Ia menjelaskan, chattra hasil rekontruksi Theodoor Van Erp pada 1907-1911 silam ,yang sebelumnya didirikan di kompleks Kantor Museum Cagar Budaya unit Borobudur, sudah dibongkar beberapa hari lalu dari BRIN untuk dilakukan kajian.Dengan adanya keputusan , tidak jadi pemasangan chattra di atas stupa induk Candi Borobudur, saat ini chattra tersebut dibiarkan terurai.
“Batuan chattra yang telah dibongkar tersebut nantinya tidak lagi dipasang dan dibiarkan terurai. Tetapi, nantinya akan ditempatkan yang di tempat yang baik,” katanya.
Wiwit menambahkan, dengan batalnya pemasangan chattra tersebut, maka saat Presiden RI Joko Widodo melakukan kunjungan kerja ke Kabupaten Magelang,18 September mendatang, tidak ada acara pemasangan chattra.

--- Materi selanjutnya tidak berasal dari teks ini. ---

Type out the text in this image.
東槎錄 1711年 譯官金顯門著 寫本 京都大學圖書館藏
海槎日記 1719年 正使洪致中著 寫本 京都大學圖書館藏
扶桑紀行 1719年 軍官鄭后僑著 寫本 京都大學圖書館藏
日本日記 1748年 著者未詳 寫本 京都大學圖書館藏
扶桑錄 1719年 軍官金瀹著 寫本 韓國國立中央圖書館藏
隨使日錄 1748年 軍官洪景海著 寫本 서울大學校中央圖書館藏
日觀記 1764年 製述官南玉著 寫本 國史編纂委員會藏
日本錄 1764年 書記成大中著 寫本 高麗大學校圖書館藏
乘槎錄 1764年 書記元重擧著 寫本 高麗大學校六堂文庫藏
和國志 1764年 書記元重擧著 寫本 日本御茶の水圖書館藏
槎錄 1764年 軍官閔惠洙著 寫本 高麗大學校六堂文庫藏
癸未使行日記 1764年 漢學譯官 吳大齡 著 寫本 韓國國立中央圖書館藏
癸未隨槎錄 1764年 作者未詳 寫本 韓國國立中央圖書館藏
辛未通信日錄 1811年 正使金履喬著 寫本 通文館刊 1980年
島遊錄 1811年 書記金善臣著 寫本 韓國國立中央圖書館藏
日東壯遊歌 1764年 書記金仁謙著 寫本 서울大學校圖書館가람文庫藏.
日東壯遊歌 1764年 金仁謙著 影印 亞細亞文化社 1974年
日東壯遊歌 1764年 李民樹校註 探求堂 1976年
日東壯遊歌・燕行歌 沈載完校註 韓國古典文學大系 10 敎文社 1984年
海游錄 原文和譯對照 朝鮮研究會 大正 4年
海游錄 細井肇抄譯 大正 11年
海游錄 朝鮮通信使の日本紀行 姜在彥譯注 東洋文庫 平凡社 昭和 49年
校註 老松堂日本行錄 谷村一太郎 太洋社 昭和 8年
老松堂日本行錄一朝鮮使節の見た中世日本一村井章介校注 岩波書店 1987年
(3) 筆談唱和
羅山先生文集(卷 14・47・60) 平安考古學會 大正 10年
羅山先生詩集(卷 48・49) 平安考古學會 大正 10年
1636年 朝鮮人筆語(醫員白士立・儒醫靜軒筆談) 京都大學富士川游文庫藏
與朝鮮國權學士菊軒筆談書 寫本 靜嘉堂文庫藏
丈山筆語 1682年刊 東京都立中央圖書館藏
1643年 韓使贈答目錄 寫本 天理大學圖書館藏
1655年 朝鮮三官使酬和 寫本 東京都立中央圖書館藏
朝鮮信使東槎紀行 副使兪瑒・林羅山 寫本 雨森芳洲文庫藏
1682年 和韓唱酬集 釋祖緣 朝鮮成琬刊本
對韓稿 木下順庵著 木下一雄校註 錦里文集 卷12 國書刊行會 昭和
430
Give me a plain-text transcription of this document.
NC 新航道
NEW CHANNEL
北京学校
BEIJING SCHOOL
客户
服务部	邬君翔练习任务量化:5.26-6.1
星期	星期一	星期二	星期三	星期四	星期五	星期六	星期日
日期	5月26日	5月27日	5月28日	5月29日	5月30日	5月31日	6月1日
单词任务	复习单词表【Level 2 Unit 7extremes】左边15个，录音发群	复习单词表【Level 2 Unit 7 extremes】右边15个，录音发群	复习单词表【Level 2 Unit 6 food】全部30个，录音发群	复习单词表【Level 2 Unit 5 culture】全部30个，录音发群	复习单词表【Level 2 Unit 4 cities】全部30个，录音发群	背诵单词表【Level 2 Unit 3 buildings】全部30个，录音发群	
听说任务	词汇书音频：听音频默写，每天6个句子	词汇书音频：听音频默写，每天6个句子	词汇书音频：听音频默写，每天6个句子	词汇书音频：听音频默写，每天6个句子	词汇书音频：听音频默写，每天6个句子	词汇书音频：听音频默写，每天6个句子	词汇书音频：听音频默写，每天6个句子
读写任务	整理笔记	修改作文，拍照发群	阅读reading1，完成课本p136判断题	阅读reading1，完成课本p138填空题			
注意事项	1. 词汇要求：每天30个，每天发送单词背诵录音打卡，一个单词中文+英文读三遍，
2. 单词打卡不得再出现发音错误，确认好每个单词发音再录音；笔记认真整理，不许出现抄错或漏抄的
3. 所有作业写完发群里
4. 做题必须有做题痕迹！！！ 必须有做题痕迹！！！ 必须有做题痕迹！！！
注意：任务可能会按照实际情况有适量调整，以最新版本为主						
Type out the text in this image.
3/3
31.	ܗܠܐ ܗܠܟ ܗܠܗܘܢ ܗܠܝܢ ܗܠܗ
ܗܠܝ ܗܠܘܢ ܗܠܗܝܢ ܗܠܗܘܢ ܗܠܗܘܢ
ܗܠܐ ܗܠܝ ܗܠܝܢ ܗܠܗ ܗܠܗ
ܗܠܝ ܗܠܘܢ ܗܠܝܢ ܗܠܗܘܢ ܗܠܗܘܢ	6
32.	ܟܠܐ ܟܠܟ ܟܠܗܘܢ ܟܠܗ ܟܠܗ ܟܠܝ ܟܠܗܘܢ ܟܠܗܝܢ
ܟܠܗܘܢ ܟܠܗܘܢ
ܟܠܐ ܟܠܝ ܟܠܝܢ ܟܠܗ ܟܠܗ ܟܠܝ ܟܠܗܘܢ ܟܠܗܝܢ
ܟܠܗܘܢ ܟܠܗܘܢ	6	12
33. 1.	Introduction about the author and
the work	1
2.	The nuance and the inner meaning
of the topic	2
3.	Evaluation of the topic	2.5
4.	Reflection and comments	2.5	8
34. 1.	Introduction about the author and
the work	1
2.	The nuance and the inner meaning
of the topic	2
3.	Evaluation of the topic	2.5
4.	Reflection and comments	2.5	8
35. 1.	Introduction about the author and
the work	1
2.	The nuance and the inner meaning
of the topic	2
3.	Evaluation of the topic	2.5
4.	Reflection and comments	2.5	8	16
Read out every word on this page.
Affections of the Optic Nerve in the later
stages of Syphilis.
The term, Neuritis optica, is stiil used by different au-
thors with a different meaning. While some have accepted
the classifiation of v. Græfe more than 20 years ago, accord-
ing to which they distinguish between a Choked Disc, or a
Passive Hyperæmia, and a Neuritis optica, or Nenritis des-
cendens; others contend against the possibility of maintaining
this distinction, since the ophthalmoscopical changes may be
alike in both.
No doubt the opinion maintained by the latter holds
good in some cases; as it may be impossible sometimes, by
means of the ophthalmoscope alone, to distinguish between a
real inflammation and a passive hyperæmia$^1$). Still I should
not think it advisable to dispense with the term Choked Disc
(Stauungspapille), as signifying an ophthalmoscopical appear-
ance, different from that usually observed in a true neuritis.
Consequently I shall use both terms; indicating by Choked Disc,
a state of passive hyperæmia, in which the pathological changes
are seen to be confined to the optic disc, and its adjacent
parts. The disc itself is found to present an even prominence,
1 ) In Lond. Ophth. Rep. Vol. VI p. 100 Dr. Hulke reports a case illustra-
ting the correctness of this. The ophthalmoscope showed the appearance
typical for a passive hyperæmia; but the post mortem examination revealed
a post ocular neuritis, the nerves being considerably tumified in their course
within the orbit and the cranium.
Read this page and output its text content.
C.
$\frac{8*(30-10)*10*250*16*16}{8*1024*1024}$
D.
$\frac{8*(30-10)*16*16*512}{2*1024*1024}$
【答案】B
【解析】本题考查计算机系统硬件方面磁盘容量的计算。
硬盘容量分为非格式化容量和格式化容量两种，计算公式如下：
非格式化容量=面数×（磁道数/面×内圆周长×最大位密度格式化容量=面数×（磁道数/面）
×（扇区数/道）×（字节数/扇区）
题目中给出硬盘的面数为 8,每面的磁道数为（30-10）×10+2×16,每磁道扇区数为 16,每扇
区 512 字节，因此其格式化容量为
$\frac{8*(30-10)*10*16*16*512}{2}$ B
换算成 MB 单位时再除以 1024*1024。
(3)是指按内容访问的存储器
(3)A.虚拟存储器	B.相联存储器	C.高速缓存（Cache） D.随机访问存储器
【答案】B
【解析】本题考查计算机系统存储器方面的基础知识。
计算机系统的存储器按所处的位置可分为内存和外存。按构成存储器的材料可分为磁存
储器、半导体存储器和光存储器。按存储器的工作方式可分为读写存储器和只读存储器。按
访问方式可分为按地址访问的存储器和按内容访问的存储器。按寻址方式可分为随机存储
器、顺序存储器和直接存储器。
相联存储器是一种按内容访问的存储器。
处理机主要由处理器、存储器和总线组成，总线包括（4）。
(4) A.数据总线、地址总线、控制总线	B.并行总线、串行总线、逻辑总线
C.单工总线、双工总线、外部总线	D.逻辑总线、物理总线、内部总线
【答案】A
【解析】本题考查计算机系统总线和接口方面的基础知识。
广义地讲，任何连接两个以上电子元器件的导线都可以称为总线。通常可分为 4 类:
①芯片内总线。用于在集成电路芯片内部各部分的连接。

“Nantinya, saat berkunjung ke Kabupaten Magelang, Presiden Joko Widodo tidak ada agenda menghadiri pemasangan chattra. Melainkan hanya meresmikan proyek pembangunan Masjid Agung Jawa Tengah di Magelang, TPSA Pasuruhan, Kecamatan Mertoyudan dan proyek Kampung Seni Borobudur di Kujon,” imbuhnya.
Sebelumnya, sejumlah tokoh masyarakat Desa Borobudur meminta agar pemasangan chattra stupa induk Candi Borobudur ditunda pemasangannya. Permintaan penundaan pemasangan chattra tersebut adanya kekhawatiran terhadap nilai sejarah dan keaslian Candi Borobudur dan diperlukan kajian yang mendalam.
“Pemasangan chattra tersebut erkesan buru-buru dan terlalu dipaksakan. Padahal pemasangan bebatuan candi tidak semudah itu dan diperlukan kajian yang mendalam,” kata Koordinator Daya Desa Borobudur Lukman Fauzi Mudasir,
Lukman mengatakan, Candi Borobudur tidak hanya simbol spiritual bagi umat Buddha. Melainkan, merupakan warisan budaya yang penting bagi seluruh dunia.
‘”Untuk itu, segala bentuk intervensi terhadap Borobudur harus dilakukan dengan kehati-hatian. Termasuk melakukan kajian dan penelitian yang mendalam, dan disesuaikan kaidah sejarah dan arkeologi,” katanya.